You know you’re an old lady when…
by chuckofish
1. You reject everything on TV, Netflix, and Amazon either because you’ve already seen it or because it’s too violent, amoral, or pointless (please, no more superheroes!).
2. It is completely impossible to find any fashionable clothes that flatter your dumpy figure. I’ll spare you photos. You can use your imagination.
3. Ditto shoes. Ditto comments on photos.
4. You own a flip phone but never use it and have no idea what the number is.
5. A young person can’t come see you in your office because you ‘intimidate him’. And when you tell your colleagues, they don’t act surprised.

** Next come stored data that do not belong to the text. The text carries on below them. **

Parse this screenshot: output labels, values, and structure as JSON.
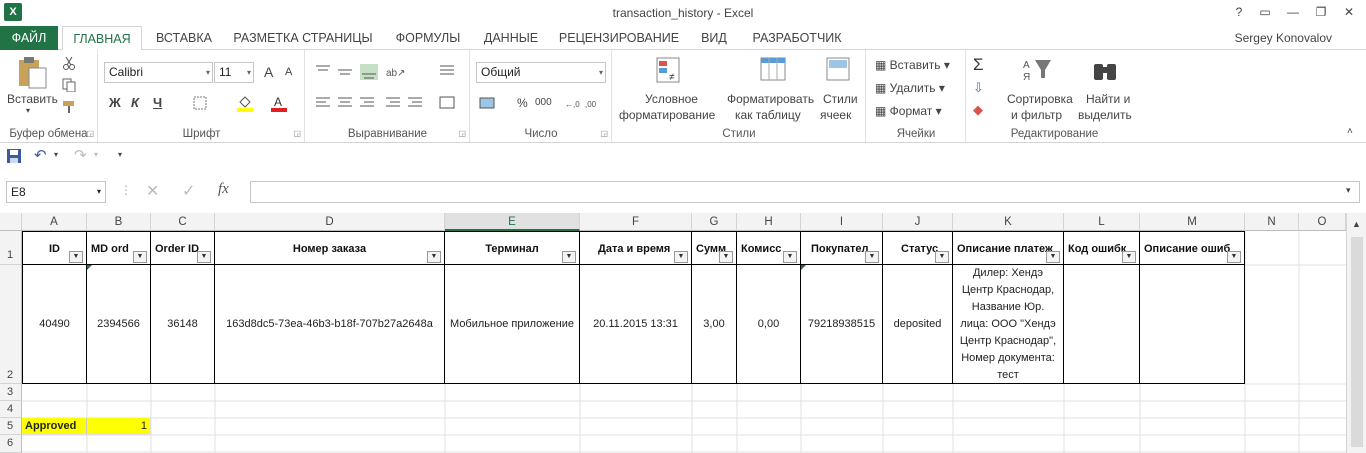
{
  "window": {
    "title": "transaction_history - Excel",
    "help": "?",
    "user": "Sergey Konovalov",
    "app_icon": "X"
  },
  "tabs": [
    {
      "label": "ФАЙЛ"
    },
    {
      "label": "ГЛАВНАЯ"
    },
    {
      "label": "ВСТАВКА"
    },
    {
      "label": "РАЗМЕТКА СТРАНИЦЫ"
    },
    {
      "label": "ФОРМУЛЫ"
    },
    {
      "label": "ДАННЫЕ"
    },
    {
      "label": "РЕЦЕНЗИРОВАНИЕ"
    },
    {
      "label": "ВИД"
    },
    {
      "label": "РАЗРАБОТЧИК"
    }
  ],
  "ribbon": {
    "clipboard": {
      "label": "Буфер обмена",
      "paste": "Вставить"
    },
    "font": {
      "label": "Шрифт",
      "name": "Calibri",
      "size": "11",
      "bold": "Ж",
      "italic": "К",
      "underline": "Ч",
      "grow": "A",
      "shrink": "A"
    },
    "alignment": {
      "label": "Выравнивание"
    },
    "number": {
      "label": "Число",
      "format": "Общий",
      "percent": "%",
      "thousands": "000"
    },
    "styles": {
      "label": "Стили",
      "conditional": [
        "Условное",
        "форматирование"
      ],
      "as_table": [
        "Форматировать",
        "как таблицу"
      ],
      "cell_styles": [
        "Стили",
        "ячеек"
      ]
    },
    "cells": {
      "label": "Ячейки",
      "insert": "Вставить",
      "delete": "Удалить",
      "format": "Формат"
    },
    "editing": {
      "label": "Редактирование",
      "sort": [
        "Сортировка",
        "и фильтр"
      ],
      "find": [
        "Найти и",
        "выделить"
      ]
    }
  },
  "formula_bar": {
    "name_box": "E8",
    "fx": "fx",
    "value": ""
  },
  "columns": [
    "A",
    "B",
    "C",
    "D",
    "E",
    "F",
    "G",
    "H",
    "I",
    "J",
    "K",
    "L",
    "M",
    "N",
    "O"
  ],
  "selected_column": "E",
  "rows": [
    "1",
    "2",
    "3",
    "4",
    "5",
    "6"
  ],
  "headers": [
    "ID",
    "MD ord",
    "Order ID",
    "Номер заказа",
    "Терминал",
    "Дата и время",
    "Сумм",
    "Комисс",
    "Покупател",
    "Статус",
    "Описание платеж",
    "Код ошибк",
    "Описание ошиб"
  ],
  "record": [
    "40490",
    "2394566",
    "36148",
    "163d8dc5-73ea-46b3-b18f-707b27a2648a",
    "Мобильное приложение",
    "20.11.2015 13:31",
    "3,00",
    "0,00",
    "79218938515",
    "deposited",
    "Дилер: Хендэ Центр Краснодар, Название Юр. лица: ООО \"Хендэ Центр Краснодар\", Номер документа: тест",
    "",
    ""
  ],
  "approved": {
    "label": "Approved",
    "value": "1",
    "highlight": "#ffff00"
  },
  "colors": {
    "accent": "#217346",
    "filter_bg": "#f4f4f4",
    "highlight": "#ffff00"
  },
  "icons": [
    "excel-icon",
    "save-icon",
    "undo-icon",
    "redo-icon",
    "paste-icon",
    "cut-icon",
    "copy-icon",
    "format-painter-icon",
    "fill-color-icon",
    "font-color-icon",
    "borders-icon",
    "sum-icon",
    "fill-down-icon",
    "clear-icon",
    "sort-filter-icon",
    "find-icon",
    "cancel-icon",
    "enter-icon",
    "fx-icon",
    "filter-icon"
  ]
}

Then, again, maybe I’m not sorry and I should put this on my office door:
Yes, it’s time to admit it. I’m a scary old lady. But it’s not all bad. Now I can freely emulate my idol, Margaret Rutherford
and I can be as intimidating, lovable or loony as everyone expects me to be. That’s positive, right?
Have a wonderful weekend!





Hysterical and so true, especially #5–although I have a resting bitch face since I was a teenager (or so they tell me.) Also I do have an iPhone and I do (finally) know my own #.
PS What happened to the picture of Margaret Rutherford?!
Never mind–she finally appeared!
#5 is disturbing. I’ll tell you all about when we talk next 😦
I don’t envy the “approachable” teachers who have students hanging out in their office all the time!!
I’d take Margaret Rutherford and Wednesday Addams over the Justice League any day of the week.
100% agree with this.
Oh dear. I thought all that jazz I read about ‘Special Snowflakes’ was right wing hyperbole. C’mon – really? She intimidates me? Dude. Grow up.
If only…
I’ve had people tell me I need to be a more intimating teacher. Thus far, my efforts to do so have utterly failed.
You’re too young and good looking and you smile too much. Just wait — someday you will be old and scary, too!